8 responses to “stories of death

  1. Louise Allan

    I was completely taken with this book. I didn’t mind the letters and documents. There were times when I wanted to forget Agnes’ impending execution and just enjoy her life on the farm. But those letters kept popping up, talking about the cost of the axe, etc., and never letting me forget what was coming …

    • Christina Houen

      Interesting. Some reviews I’ve read also like the external pieces of the story. I can see their function, but for me they broke the spell of the story; I just wanted to get more deeply into that world, with Agnes…
      I’m glad you were taken with the book too!

      • Louise Allan

        It made me want to visit Iceland — I’m sure tourism there has picked up since the book was released!
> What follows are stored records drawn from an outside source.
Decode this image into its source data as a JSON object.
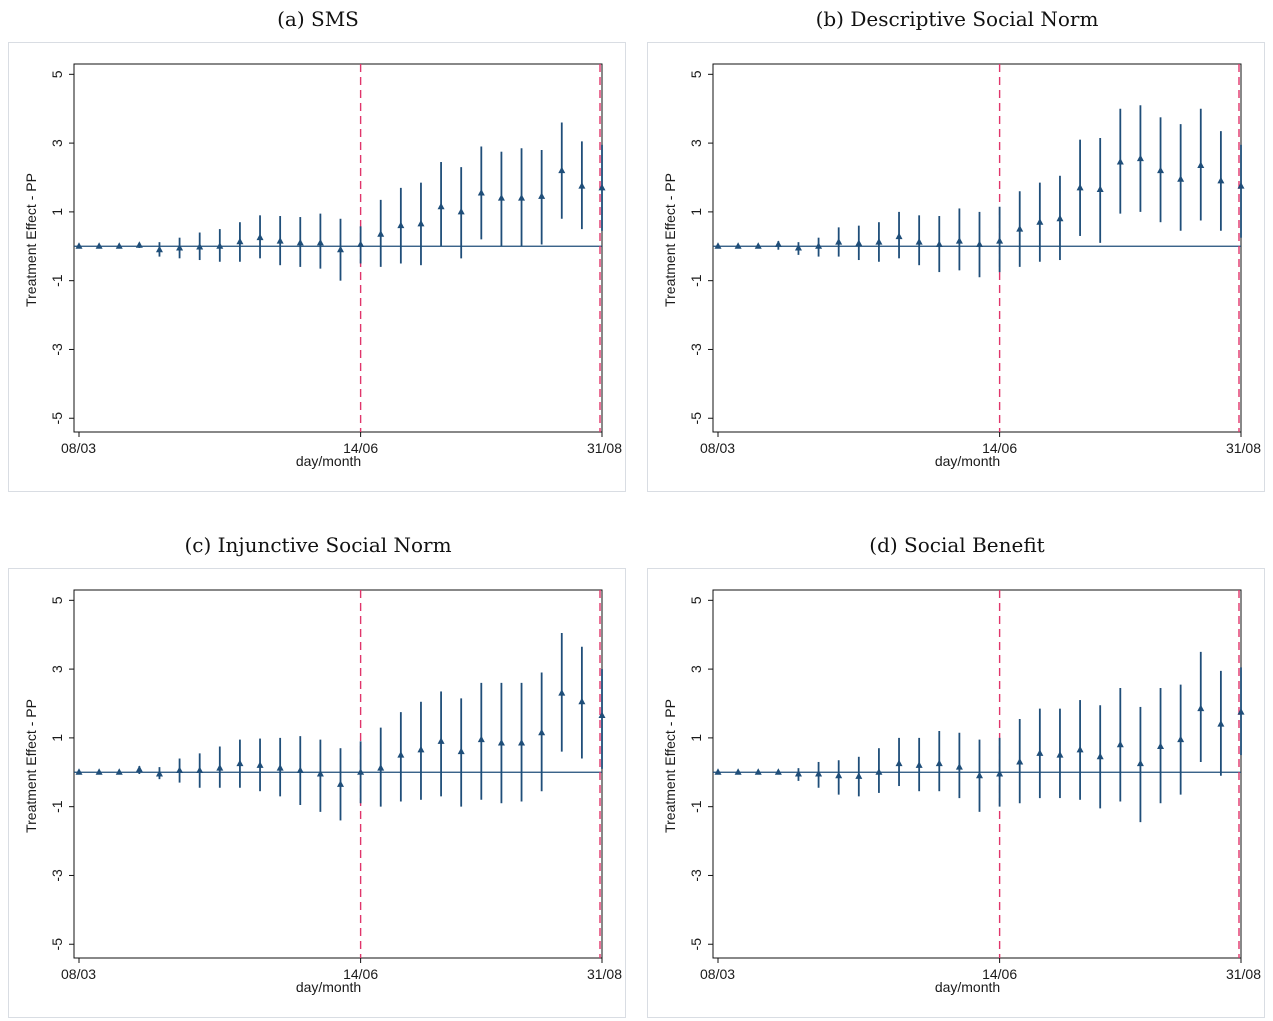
{
  "colors": {
    "marker": "#1f4e79",
    "zero_line": "#1f4e79",
    "event_line": "#e0356b",
    "axis": "#111111",
    "frame": "#d9dde3"
  },
  "chart_data": [
    {
      "type": "scatter",
      "caption": "(a) SMS",
      "xlabel": "day/month",
      "ylabel": "Treatment Effect - PP",
      "ylim": [
        -5.4,
        5.3
      ],
      "x_ticks": [
        "08/03",
        "14/06",
        "31/08"
      ],
      "x_tick_index": [
        0,
        14,
        26
      ],
      "y_ticks": [
        5,
        3,
        1,
        -1,
        -3,
        -5
      ],
      "event_lines_index": [
        14,
        26
      ],
      "grid": false,
      "series": [
        {
          "estimates": [
            0.0,
            0.0,
            0.0,
            0.03,
            -0.1,
            -0.05,
            -0.02,
            0.0,
            0.13,
            0.25,
            0.15,
            0.1,
            0.1,
            -0.1,
            0.05,
            0.35,
            0.6,
            0.65,
            1.15,
            1.0,
            1.55,
            1.4,
            1.4,
            1.45,
            2.2,
            1.75,
            1.7
          ],
          "lower": [
            -0.02,
            -0.02,
            -0.03,
            -0.05,
            -0.3,
            -0.35,
            -0.4,
            -0.45,
            -0.45,
            -0.35,
            -0.55,
            -0.6,
            -0.65,
            -1.0,
            -0.5,
            -0.6,
            -0.5,
            -0.55,
            0.0,
            -0.35,
            0.2,
            0.0,
            0.0,
            0.05,
            0.8,
            0.5,
            0.45
          ],
          "upper": [
            0.03,
            0.03,
            0.04,
            0.1,
            0.12,
            0.25,
            0.4,
            0.5,
            0.7,
            0.9,
            0.88,
            0.85,
            0.95,
            0.8,
            0.58,
            1.35,
            1.7,
            1.85,
            2.45,
            2.3,
            2.9,
            2.75,
            2.85,
            2.8,
            3.6,
            3.05,
            2.95
          ]
        }
      ]
    },
    {
      "type": "scatter",
      "caption": "(b) Descriptive Social Norm",
      "xlabel": "day/month",
      "ylabel": "Treatment Effect - PP",
      "ylim": [
        -5.4,
        5.3
      ],
      "x_ticks": [
        "08/03",
        "14/06",
        "31/08"
      ],
      "x_tick_index": [
        0,
        14,
        26
      ],
      "y_ticks": [
        5,
        3,
        1,
        -1,
        -3,
        -5
      ],
      "event_lines_index": [
        14,
        26
      ],
      "grid": false,
      "series": [
        {
          "estimates": [
            0.0,
            0.0,
            0.0,
            0.05,
            -0.05,
            0.0,
            0.12,
            0.08,
            0.12,
            0.28,
            0.12,
            0.05,
            0.15,
            0.05,
            0.15,
            0.5,
            0.7,
            0.8,
            1.7,
            1.65,
            2.45,
            2.55,
            2.2,
            1.95,
            2.35,
            1.9,
            1.75
          ],
          "lower": [
            -0.02,
            -0.02,
            -0.03,
            -0.1,
            -0.25,
            -0.3,
            -0.3,
            -0.4,
            -0.45,
            -0.35,
            -0.55,
            -0.75,
            -0.7,
            -0.9,
            -0.75,
            -0.6,
            -0.45,
            -0.4,
            0.3,
            0.1,
            0.95,
            1.0,
            0.7,
            0.45,
            0.75,
            0.45,
            0.25
          ],
          "upper": [
            0.03,
            0.04,
            0.05,
            0.15,
            0.12,
            0.25,
            0.55,
            0.6,
            0.7,
            1.0,
            0.9,
            0.88,
            1.1,
            1.0,
            1.15,
            1.6,
            1.85,
            2.05,
            3.1,
            3.15,
            4.0,
            4.1,
            3.75,
            3.55,
            4.0,
            3.35,
            2.95
          ]
        }
      ]
    },
    {
      "type": "scatter",
      "caption": "(c) Injunctive Social Norm",
      "xlabel": "day/month",
      "ylabel": "Treatment Effect - PP",
      "ylim": [
        -5.4,
        5.3
      ],
      "x_ticks": [
        "08/03",
        "14/06",
        "31/08"
      ],
      "x_tick_index": [
        0,
        14,
        26
      ],
      "y_ticks": [
        5,
        3,
        1,
        -1,
        -3,
        -5
      ],
      "event_lines_index": [
        14,
        26
      ],
      "grid": false,
      "series": [
        {
          "estimates": [
            0.0,
            0.0,
            0.0,
            0.08,
            -0.05,
            0.05,
            0.05,
            0.12,
            0.25,
            0.2,
            0.12,
            0.05,
            -0.05,
            -0.35,
            0.0,
            0.12,
            0.5,
            0.65,
            0.9,
            0.6,
            0.95,
            0.85,
            0.85,
            1.15,
            2.3,
            2.05,
            1.65
          ],
          "lower": [
            -0.02,
            -0.02,
            -0.03,
            -0.05,
            -0.2,
            -0.3,
            -0.45,
            -0.45,
            -0.45,
            -0.55,
            -0.7,
            -0.95,
            -1.15,
            -1.4,
            -0.9,
            -1.0,
            -0.85,
            -0.8,
            -0.7,
            -1.0,
            -0.8,
            -0.9,
            -0.85,
            -0.55,
            0.6,
            0.4,
            0.1
          ],
          "upper": [
            0.03,
            0.04,
            0.05,
            0.18,
            0.15,
            0.4,
            0.55,
            0.75,
            0.95,
            0.98,
            1.0,
            1.05,
            0.95,
            0.7,
            0.9,
            1.3,
            1.75,
            2.05,
            2.35,
            2.15,
            2.6,
            2.6,
            2.6,
            2.9,
            4.05,
            3.65,
            3.0
          ]
        }
      ]
    },
    {
      "type": "scatter",
      "caption": "(d) Social Benefit",
      "xlabel": "day/month",
      "ylabel": "Treatment Effect - PP",
      "ylim": [
        -5.4,
        5.3
      ],
      "x_ticks": [
        "08/03",
        "14/06",
        "31/08"
      ],
      "x_tick_index": [
        0,
        14,
        26
      ],
      "y_ticks": [
        5,
        3,
        1,
        -1,
        -3,
        -5
      ],
      "event_lines_index": [
        14,
        26
      ],
      "grid": false,
      "series": [
        {
          "estimates": [
            0.0,
            0.0,
            0.0,
            0.0,
            -0.05,
            -0.05,
            -0.1,
            -0.12,
            0.0,
            0.25,
            0.2,
            0.25,
            0.15,
            -0.1,
            -0.05,
            0.3,
            0.55,
            0.5,
            0.65,
            0.45,
            0.8,
            0.25,
            0.75,
            0.95,
            1.85,
            1.4,
            1.75
          ],
          "lower": [
            -0.02,
            -0.02,
            -0.03,
            -0.05,
            -0.25,
            -0.45,
            -0.65,
            -0.7,
            -0.6,
            -0.4,
            -0.55,
            -0.55,
            -0.75,
            -1.15,
            -1.0,
            -0.9,
            -0.75,
            -0.75,
            -0.8,
            -1.05,
            -0.85,
            -1.45,
            -0.9,
            -0.65,
            0.3,
            -0.1,
            0.5
          ],
          "upper": [
            0.03,
            0.04,
            0.05,
            0.05,
            0.12,
            0.3,
            0.35,
            0.45,
            0.7,
            1.0,
            1.0,
            1.2,
            1.15,
            0.95,
            1.0,
            1.55,
            1.85,
            1.85,
            2.1,
            1.95,
            2.45,
            1.9,
            2.45,
            2.55,
            3.5,
            2.95,
            3.05
          ]
        }
      ]
    }
  ]
}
        By the way, I really enjoy reading your reviews!

      • Christina Houen

        I so want to visit Iceland too! I also want to visit Norway, but for some unknown reason, Iceland has a stronger pull for me. I think tourism is one of their main industries, though I imagine it shuts down in winter. But part of me wants to be there in winter, to experience something of the harshness that Agnes did…

  2. Fascinating. I was caught up just reading your quotes. Thanks.

  3. Steve capelin

    I agree, great story. And to think it’s a first novel by an Australian. I thought that TOTI was a great listener and the perfect foil for Agnes. I loved the family relationships and the softening of their hearts. I also loved the portrayal of daily life, the harvest etc. It resonated with my Italian research into peasant life. And the names – which felt like they needed to be read aloud to find their sound. I’m interested in northern climes but the severity of the weather as she portrays it makes me a litle less spend any extended time there. Imagine a winter!

    • I agree with all you say, Steve. Yes, the poetry of daily life, the struggle with the elements, is a strong part of the book, and is a background to the complex rhythm of the relationships. Yes, I love the names too. I woke this morning with some repetitive dream about badstofa (the living/sleeping room in the cottage) haunting me. It’s hard to imagine not being able to travel anywhere, only going outside for absolute necessity, having almost constant darkness for months on end. yet I do feel drawn there, though not necessarily in winter time!